Living and Proclaiming the Gospel

“Because our gospel came to you not only in word, but also in power and in the Holy Spirit and with full conviction. You know what kind of men we proved to be among you for your sake.” (I Thess. 1: 5)

So this post is for me as much as it is for you. One of my pastors spoke on this passage a few weeks ago and it struck a chord with me, because I see what this passage says, and then the church having two extreme parties on either end of a spectrum with each generation leaning to one or the other.

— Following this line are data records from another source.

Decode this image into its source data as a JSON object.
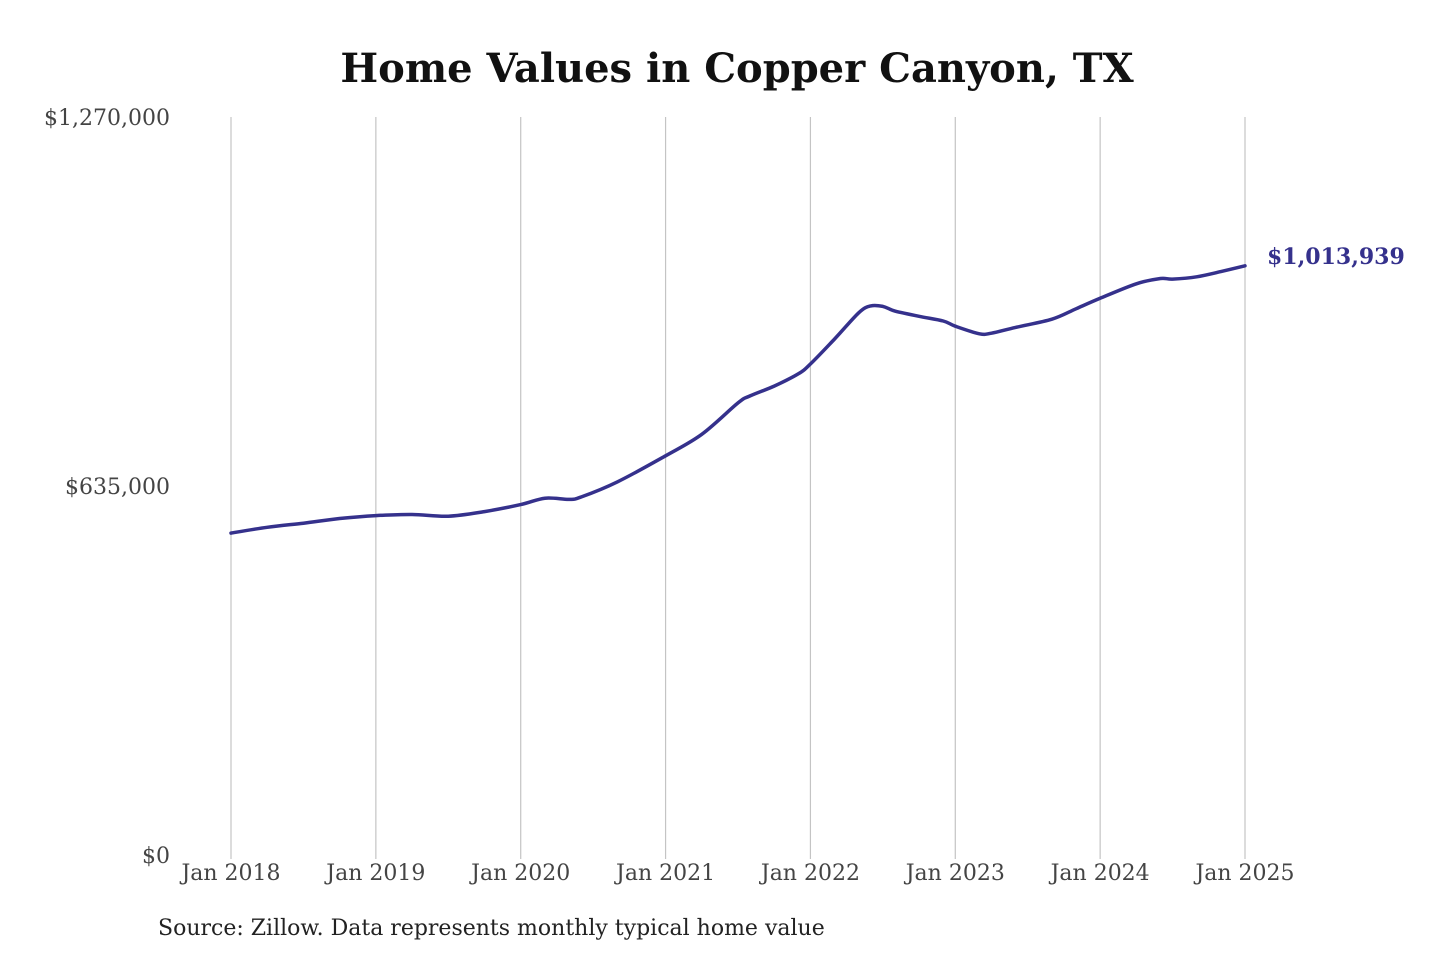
{
  "chart_data": {
    "type": "line",
    "title": "Home Values in Copper Canyon, TX",
    "xlabel": "",
    "ylabel": "",
    "ylim": [
      0,
      1270000
    ],
    "y_ticks": [
      {
        "value": 0,
        "label": "$0"
      },
      {
        "value": 635000,
        "label": "$635,000"
      },
      {
        "value": 1270000,
        "label": "$1,270,000"
      }
    ],
    "x_ticks": [
      {
        "value": "2018-01",
        "label": "Jan 2018"
      },
      {
        "value": "2019-01",
        "label": "Jan 2019"
      },
      {
        "value": "2020-01",
        "label": "Jan 2020"
      },
      {
        "value": "2021-01",
        "label": "Jan 2021"
      },
      {
        "value": "2022-01",
        "label": "Jan 2022"
      },
      {
        "value": "2023-01",
        "label": "Jan 2023"
      },
      {
        "value": "2024-01",
        "label": "Jan 2024"
      },
      {
        "value": "2025-01",
        "label": "Jan 2025"
      }
    ],
    "grid": {
      "vertical": true,
      "horizontal": false
    },
    "legend": "none",
    "series": [
      {
        "color": "#35318c",
        "end_label": "$1,013,939",
        "points": [
          {
            "x": "2018-01",
            "y": 554000
          },
          {
            "x": "2018-04",
            "y": 564000
          },
          {
            "x": "2018-07",
            "y": 571000
          },
          {
            "x": "2018-10",
            "y": 579000
          },
          {
            "x": "2019-01",
            "y": 584000
          },
          {
            "x": "2019-04",
            "y": 586000
          },
          {
            "x": "2019-07",
            "y": 583000
          },
          {
            "x": "2019-10",
            "y": 591000
          },
          {
            "x": "2020-01",
            "y": 603000
          },
          {
            "x": "2020-03",
            "y": 614000
          },
          {
            "x": "2020-05",
            "y": 612000
          },
          {
            "x": "2020-06",
            "y": 616000
          },
          {
            "x": "2020-09",
            "y": 642000
          },
          {
            "x": "2021-01",
            "y": 687000
          },
          {
            "x": "2021-04",
            "y": 724000
          },
          {
            "x": "2021-07",
            "y": 778000
          },
          {
            "x": "2021-08",
            "y": 790000
          },
          {
            "x": "2021-10",
            "y": 807000
          },
          {
            "x": "2021-12",
            "y": 828000
          },
          {
            "x": "2022-01",
            "y": 845000
          },
          {
            "x": "2022-03",
            "y": 888000
          },
          {
            "x": "2022-05",
            "y": 933000
          },
          {
            "x": "2022-06",
            "y": 945000
          },
          {
            "x": "2022-07",
            "y": 944000
          },
          {
            "x": "2022-08",
            "y": 936000
          },
          {
            "x": "2022-10",
            "y": 927000
          },
          {
            "x": "2022-12",
            "y": 919000
          },
          {
            "x": "2023-01",
            "y": 910000
          },
          {
            "x": "2023-03",
            "y": 897000
          },
          {
            "x": "2023-04",
            "y": 898000
          },
          {
            "x": "2023-06",
            "y": 908000
          },
          {
            "x": "2023-09",
            "y": 922000
          },
          {
            "x": "2023-11",
            "y": 940000
          },
          {
            "x": "2024-01",
            "y": 958000
          },
          {
            "x": "2024-04",
            "y": 983000
          },
          {
            "x": "2024-06",
            "y": 992000
          },
          {
            "x": "2024-07",
            "y": 991000
          },
          {
            "x": "2024-09",
            "y": 995000
          },
          {
            "x": "2024-11",
            "y": 1004000
          },
          {
            "x": "2025-01",
            "y": 1013939
          }
        ]
      }
    ],
    "source": "Source: Zillow. Data represents monthly typical home value"
  }
}
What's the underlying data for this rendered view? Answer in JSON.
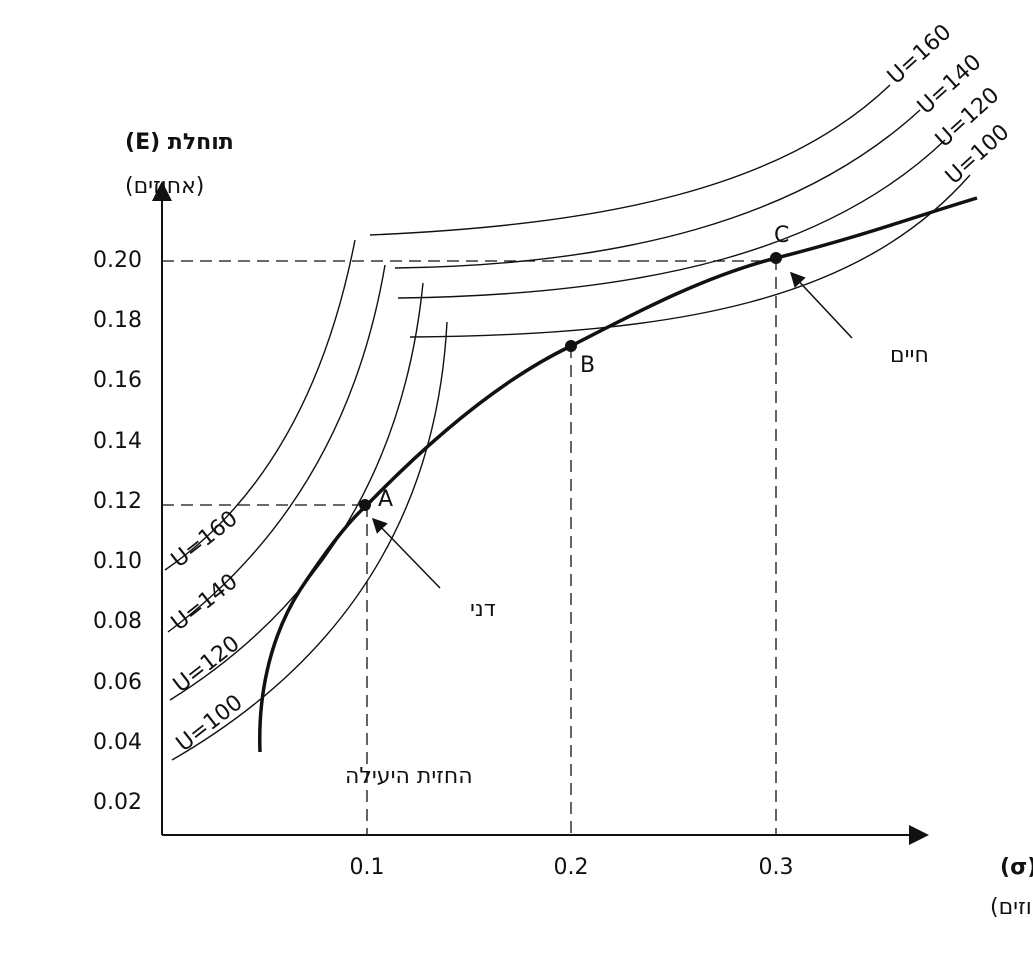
{
  "axes": {
    "y": {
      "title": "תוחלת (E)",
      "unit": "(אחוזים)",
      "ticks": [
        "0.20",
        "0.18",
        "0.16",
        "0.14",
        "0.12",
        "0.10",
        "0.08",
        "0.06",
        "0.04",
        "0.02"
      ]
    },
    "x": {
      "title": "סיכון (σ)",
      "unit": "(אחוזים)",
      "ticks": [
        "0.1",
        "0.2",
        "0.3"
      ]
    }
  },
  "points": [
    "A",
    "B",
    "C"
  ],
  "curve_labels": {
    "upper": [
      "U=160",
      "U=140",
      "U=120",
      "U=100"
    ],
    "lower": [
      "U=160",
      "U=140",
      "U=120",
      "U=100"
    ]
  },
  "annotations": {
    "frontier": "החזית היעילה",
    "dani": "דני",
    "haim": "חיים"
  }
}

Here in 1 Thessalonians Paul is explaining how the gospel was proclaimed in Thessalonica. We learn that the Gospel wasn’t just proclaim, but it was proclaimed with the power of the Holy Spirit and backed with the full conviction of the Apostle. Then afterward this gospel was determined to be genuine by the conduct of the Apostle among the people. In the words of my pastor their Gospel message was:

  • Word-filled
  • Power-enabled
  • Holy Spirit dependent
  • Sincerely genuine

Here’s the reason why I bring the topic of Gospel preaching/witnessing up: because I see two different parties, with very few people landing truly in the middle.

Party 1: The Tract-Giver

Let me first state that I do believe that God’s Word does not return void and tracts can be a good way of sharing the good news of Jesus. But, I will also say that I have seen those simple pieces of paper destroy months of work in a mere matter of seconds. I’ve watched as my co-workers received a tract instead of a tip and launch into a rage about the jerk that says the news on that piece of paper is worth more than the $1.00 tip they could have left. My gospel efforts completely destroyed in a matter of seconds.

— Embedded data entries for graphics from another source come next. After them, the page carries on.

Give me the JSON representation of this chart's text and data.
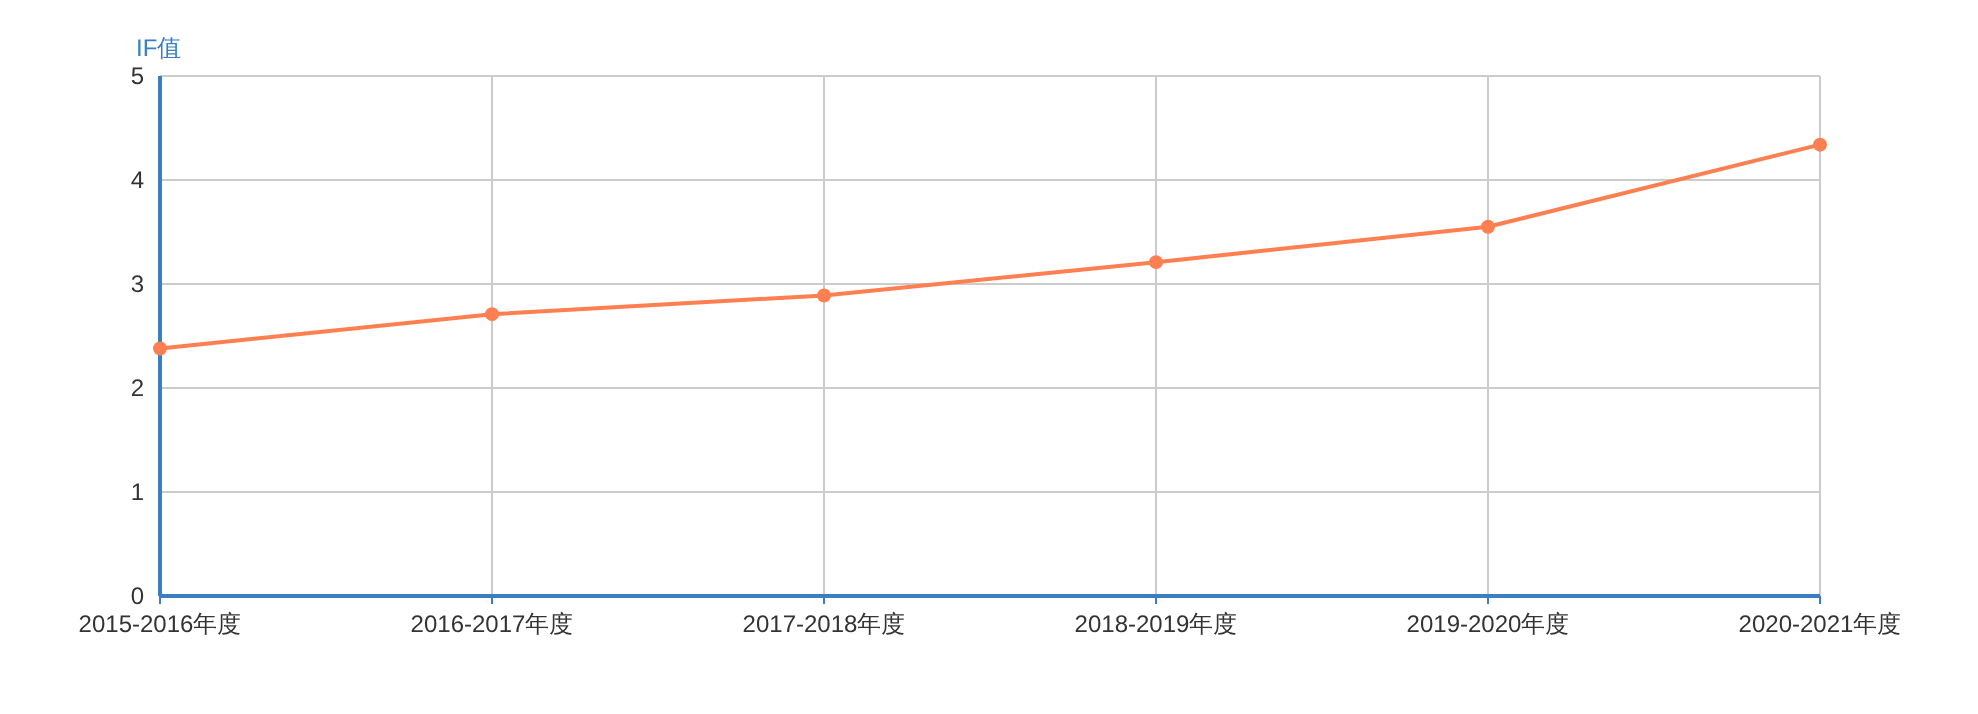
{
  "chart_data": {
    "type": "line",
    "ylabel": "IF值",
    "categories": [
      "2015-2016年度",
      "2016-2017年度",
      "2017-2018年度",
      "2018-2019年度",
      "2019-2020年度",
      "2020-2021年度"
    ],
    "series": [
      {
        "color": "#ff7f50",
        "values": [
          2.38,
          2.71,
          2.89,
          3.21,
          3.55,
          4.34
        ]
      }
    ],
    "ylim": [
      0,
      5
    ],
    "yticks": [
      0,
      1,
      2,
      3,
      4,
      5
    ],
    "grid": true,
    "marker": "circle",
    "line_style": "solid"
  }
}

Tracts are Word-filled and therefore power-enabled. But guess what, unless you’ve made contact with that person over and over again the chances of the message being considered sincerely genuine are slim (notice I did not say impossible, because God can still use tracts even without a consistent Christian testimony in someone’s life). Paul’s message was made more powerful by his life with the church at Thessalonica.

Party one-ers are people who only proclaim the Word with no attempts at making sure the message is being perceived as genuine by consistent contact and  Gospel-living. This is the stereotype of the older generation. Younger generations see many older people in their church passing tracts to everyone, but without making an attempt to make a connection that so many in a younger generation crave and need in order for the message to be perceived as genuine. There’s no proving what manner of men they are.

Party 2: The Bible-Liver

People in this party are those that use the “by your fruits you shall know them” to get away with never once sharing the gospel in word to anyone. They focus solely on “living for Jesus.” They think that if a passerby would just see them reading their Bible in public, watch them volunteer at the local children’s home, or hear them praying and talking about how much they love Jesus with their friends it will be enough for that passerby to engage them in conversation. Now I can’t deny that this doesn’t happen. I’ve been that person praying with a friend and have someone come up to talk to us specifically about the Gospel. It does happen, and when it does it’s an amazing work of God.

But I must say that throughout Scripture there is a lot of proclaiming of the Gospel for it to change lives, not just living with hopes of starting conversations. Here in 1 Thessalonians the Word was preached and then received because of conduct of the proclaimer. We see in Romans 10 that the proclamation of the Word of God is vital to the spread of the Gospel.

“How then will they call on him in whom they have not believed? And how are they to believe in him of whom they have never heard? And how are they to hear without someone preaching?”

This party is the millennial stereotype. We like to be involved with lots of ministries, we want to serve, we like to talk about Jesus and what He’s done, but we’re not the best at speaking the Biblical gospel. We feel more comfortable serving on mission fields by feeding the hungry and fighting sex trafficking, than we do sharing the gospel with a neighbor or going canvassing with our church.

Party 3: The Bible

The Bible is pretty clear that it takes both. First we must proclaim, like actually talk and speak the Gospel. When was the last time we actually spoke the Gospel to an unsaved person? The Word needs to proclaimed and be heard in the ears of the unsaved.

Second, we must live a life worthy of the message we proclaim so that message will be received as genuine.

“so as to walk in a manner worthy of the Lord, fully pleasing to him, bearing fruit in every good work and increasing in the knowledge of God.” (Col. 1:10)

It is by our actions the message we have been given to proclaim is determined as genuine or not. We need to start living the Gospel out to those around us. And we must engage in questions over time that lead to deeper, more eternal-focused discussion.

We need to leave the extremes and join the middle. We need to have the words of the Gospel genuinely proclaimed by Spirit-filled people whose manner of living are worthy of the calling that we have been given.